GENOA, Italy — At the German Marshall Fund’s Mediterranean Strategy Group, at a meeting held Nov. 20 to 22, participants shared their views on Mediterranean security issues under the Chatham House Rule, allowing them to express opinions openly without the risk of being quoted. In this light, here is a summary of how the Syrian crisis was discussed in terms of implications for a key stakeholder country like Turkey.
To begin with, participants disagreed over the US role in the region. While some considered its decision not to engage militarily in Syria a sign of disengagement from the Middle East, others argued that it is actually more engaged and active in the region than ever before — just in a different way. Still, there was more or less agreement over a lack of a clear Syrian policy at the White House, save for not engaging militarily in the country.

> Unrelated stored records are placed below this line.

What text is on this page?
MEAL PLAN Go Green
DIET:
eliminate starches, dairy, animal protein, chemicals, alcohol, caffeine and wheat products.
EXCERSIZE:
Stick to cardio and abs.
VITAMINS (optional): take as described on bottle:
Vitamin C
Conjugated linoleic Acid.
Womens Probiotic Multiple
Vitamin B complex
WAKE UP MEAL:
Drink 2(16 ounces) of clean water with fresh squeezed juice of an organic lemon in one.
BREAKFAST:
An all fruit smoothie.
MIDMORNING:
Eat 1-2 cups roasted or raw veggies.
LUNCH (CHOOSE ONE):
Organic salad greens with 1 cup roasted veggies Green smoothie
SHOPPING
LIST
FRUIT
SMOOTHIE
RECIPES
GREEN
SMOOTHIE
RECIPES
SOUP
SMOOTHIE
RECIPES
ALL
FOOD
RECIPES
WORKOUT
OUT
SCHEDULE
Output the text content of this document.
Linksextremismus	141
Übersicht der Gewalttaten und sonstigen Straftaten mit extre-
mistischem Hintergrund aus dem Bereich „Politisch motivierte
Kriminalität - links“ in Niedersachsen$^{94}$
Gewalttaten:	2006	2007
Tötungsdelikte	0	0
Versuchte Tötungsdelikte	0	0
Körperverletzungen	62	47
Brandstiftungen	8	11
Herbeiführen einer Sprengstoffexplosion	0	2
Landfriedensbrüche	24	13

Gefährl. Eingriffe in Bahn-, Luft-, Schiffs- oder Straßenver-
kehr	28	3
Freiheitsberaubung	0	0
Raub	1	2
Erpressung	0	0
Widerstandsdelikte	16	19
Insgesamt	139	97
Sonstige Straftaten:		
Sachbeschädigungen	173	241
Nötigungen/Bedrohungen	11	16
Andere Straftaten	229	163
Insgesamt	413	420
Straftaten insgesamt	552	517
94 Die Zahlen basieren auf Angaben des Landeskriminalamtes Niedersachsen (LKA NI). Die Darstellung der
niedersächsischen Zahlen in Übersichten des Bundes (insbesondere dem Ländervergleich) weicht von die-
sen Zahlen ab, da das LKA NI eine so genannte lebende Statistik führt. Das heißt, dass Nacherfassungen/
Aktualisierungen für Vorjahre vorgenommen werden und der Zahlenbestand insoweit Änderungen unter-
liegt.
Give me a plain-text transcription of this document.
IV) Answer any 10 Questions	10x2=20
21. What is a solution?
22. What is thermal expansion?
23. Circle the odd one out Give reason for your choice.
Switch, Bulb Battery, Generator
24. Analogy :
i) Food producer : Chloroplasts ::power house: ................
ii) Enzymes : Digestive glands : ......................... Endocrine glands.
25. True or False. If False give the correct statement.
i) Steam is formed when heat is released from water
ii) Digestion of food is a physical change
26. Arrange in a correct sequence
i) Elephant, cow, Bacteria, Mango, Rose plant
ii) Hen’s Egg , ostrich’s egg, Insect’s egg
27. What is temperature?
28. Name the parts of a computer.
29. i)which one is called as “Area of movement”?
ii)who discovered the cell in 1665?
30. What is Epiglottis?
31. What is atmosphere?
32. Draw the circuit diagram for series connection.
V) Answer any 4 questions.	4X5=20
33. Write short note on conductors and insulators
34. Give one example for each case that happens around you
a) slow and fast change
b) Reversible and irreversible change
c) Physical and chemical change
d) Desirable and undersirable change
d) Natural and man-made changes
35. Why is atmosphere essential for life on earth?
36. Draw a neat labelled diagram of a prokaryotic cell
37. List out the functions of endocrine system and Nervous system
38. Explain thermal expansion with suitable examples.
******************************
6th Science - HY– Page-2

Second, there was agreement that Syrian President Bashar al-Assad is getting stronger, not weaker, as the crisis deepens, three years since its beginning. There was also agreement that the prospect of the opposition coalition winning is diminishing rapidly. The upcoming Geneva II conference was discussed as a mere diplomatic effort, which promises no constructive result. All agreed that the strategic landscape in the region is undergoing revision, and that it is no longer possible to trust old traditional alliances, which has a direct impact not only on how countries determine geostrategic interests but also trade policies and beyond.
Put simply, Syria remains in a bloody vicious cycle with no end in sight. This notion of not being able to come up with a solution to end the bloodshed comes as a direct blow to the 2005 UN Resolution that defined the “responsibility to protect” principle as an international duty to prevent the slaughter of civilians in civil wars. While the participants observed that the international system failed to respond promptly and precisely to the crisis in Syria, they agreed that the situation is not irreversible if a coherent policy were to emerge.
The issue is that the Syrian story is a mess, and it is not promising to improve before getting worse. So, what does that mean for Turkey?
“The issue is not about Turkey moving from an approach of having zero problems with neighbors to having lots of problems with neighbors. The issue is that Turkey has now moved from having conventional problems with neighbors to having unprecedented, unconventional problems with neighbors,” one participant stated. “Syria is not a passing crisis. Turkey will end up dealing with a semi-permanent chaotic condition at its borders for some significant time. And therefore it may be best for it to start thinking about how to enhance the security of its border with Syria.”
While the West might have been wrong to package Turkey as a model country to help Arab countries to transform into democracies, the Ankara government really did not prove the supremacy of its intelligence or its knowledge of the complexity of this theater, and therefore, the notion of presenting Turkey as a model needs serious criticism. This point, however, is long past. If the Ankara government does not take action to control its borders, the Europeans seem increasingly worried that al-Qaeda-like extremist groups will get closer to Turkish borders. Therefore, there is an expectation that Turkey will put the border-security issue under a new spotlight, and may even ask for assistance from international bodies to help establish the necessary mechanisms to enhance its control.
Moreover, participants also complained of Turkey overplaying its hand in the region — choosing sides in Syria and elsewhere, and always favoring the Islamist camp. “So, what will Turkey do now as the Muslim Brotherhood in Syria failed to take control of the country?” one participant questioned while critiquing Turkey as it is perceived in the region playing the role of big brother to the Sunni Muslim world.
Yet the participants also observed that Turkey is not yet in a position to really think about how it will deal with constant chaos at its borders. On the contrary, one participant argued that the government of Turkish Prime Minister Recep Tayyip Erdogan remains optimistic, that whatever the short-term challenges, Turkey will still be able to watch out for its long-term interests. How it will do that with the rising Kurdish ambitions in Rojava, or whether Turkey will end up using its military to deter Kurdish aspiration for an independent Kurdistan at its borders, remains unknown.